Issue #20 – 23rd August 2013
News and Latest Developments
The Ventana Research Technology Innovation Award winners have been announced for 2013 and the winner for Business Innovation in HCM is … Fusion Applications.
Following hot on the heels of IBM being banned from state contracts in Queensland, SAP has landed itself in the courts in a battle over a failed $373 million payroll project.
Johan Louwers has an article highlighting Fusion Mobile Expenses (including a fun little 90sec video on what mobile expenses ‘ought to be’).
Succeeder Dave spotted this article, where Oracle have announced a new browser based app allowing users to “mash together graphs, tables and other types of data to create mobile analytical apps tailor-made to their lines of business”, all without needing technical input.
Certus’s Tim Warner summarises where he feels Fusion currently sits, and which core areas he’d like to see improved before more ‘bells and whistles’ are introduced.
Oracle are running a deep-dive course on tailoring Fusion on the Sunday before OOW. The content is applicable for both partners and customers, and supports all deployment models by including details on using design-time tools like JDeveloper and ADF, as well as the run-time Composers.
Alexander Hansal has a handy blog post on integrating Google Maps – fast becoming the de facto standard for online maps – with Fusion.

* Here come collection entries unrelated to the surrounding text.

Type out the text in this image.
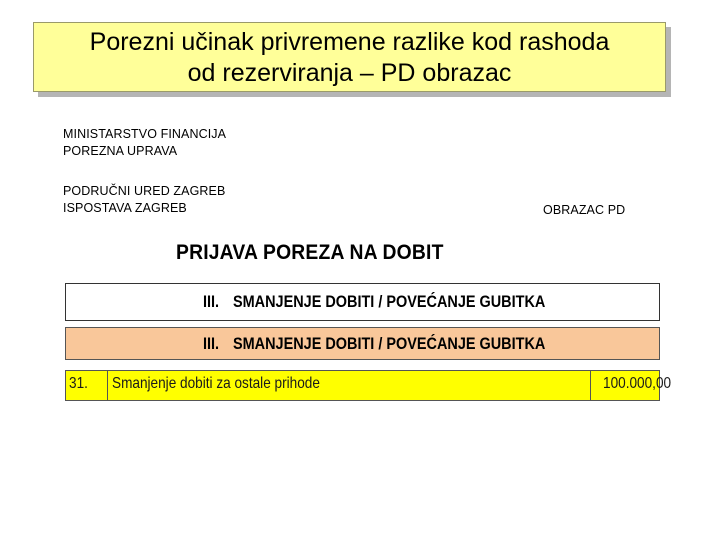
Porezni učinak privremene razlike kod rashoda
od rezerviranja – PD obrazac
MINISTARSTVO FINANCIJA
POREZNA UPRAVA
PODRUČNI URED ZAGREB
ISPOSTAVA ZAGREB	OBRAZAC PD
PRIJAVA POREZA NA DOBIT
III. SMANJENJE DOBITI / POVEĆANJE GUBITKA
III. SMANJENJE DOBITI / POVEĆANJE GUBITKA
31.	Smanjenje dobiti za ostale prihode	100.000,00
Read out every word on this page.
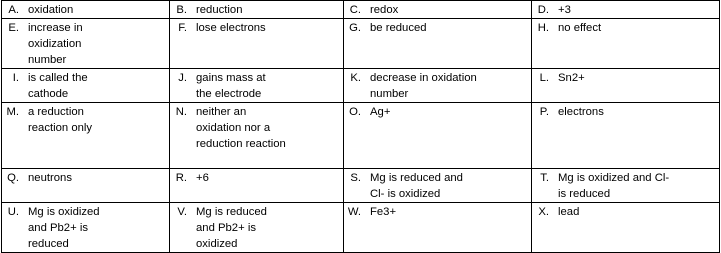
A. oxidation	B. reduction	C. redox	D. +3

E. increase in oxidization number	F. lose electrons	G. be reduced	H. no effect

I. is called the cathode	J. gains mass at the electrode	K. decrease in oxidation number	L. Sn2+

M. a reduction reaction only	N. neither an oxidation nor a reduction reaction	O. Ag+	P. electrons

Q. neutrons	R. +6	S. Mg is reduced and Cl- is oxidized	T. Mg is oxidized and Cl- is reduced

U. Mg is oxidized and Pb2+ is reduced	V. Mg is reduced and Pb2+ is oxidized	W. Fe3+	X. lead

Josh Bersin writes on the Forbes site his take on the reasons that HR Tech is the hottest industry segment currently.
50% of companies have abandoned a cloud project in the last 3 years due to integration problems. This infographic – which focuses on Cloud integration, mobile and data governance – also highlights that some niche cloud providers (we wonder who they mean!) contract out their data management.
A 8 minute video by the Fusion Apps Developer Relations team showing how to customize approval rules in Fusion Applications. It’s quite low level, but shows the full setup.
After featuring the breakfast donut in the PeopleSoft Weekly a few months back, the story of the cronut – a croissant/doughnut hybrid – caught our eye.
Avon started out selling books. Nokia started out as a paper mill. These successful companies have, at some point in their existence, pivoted to a different revenue stream and become huge.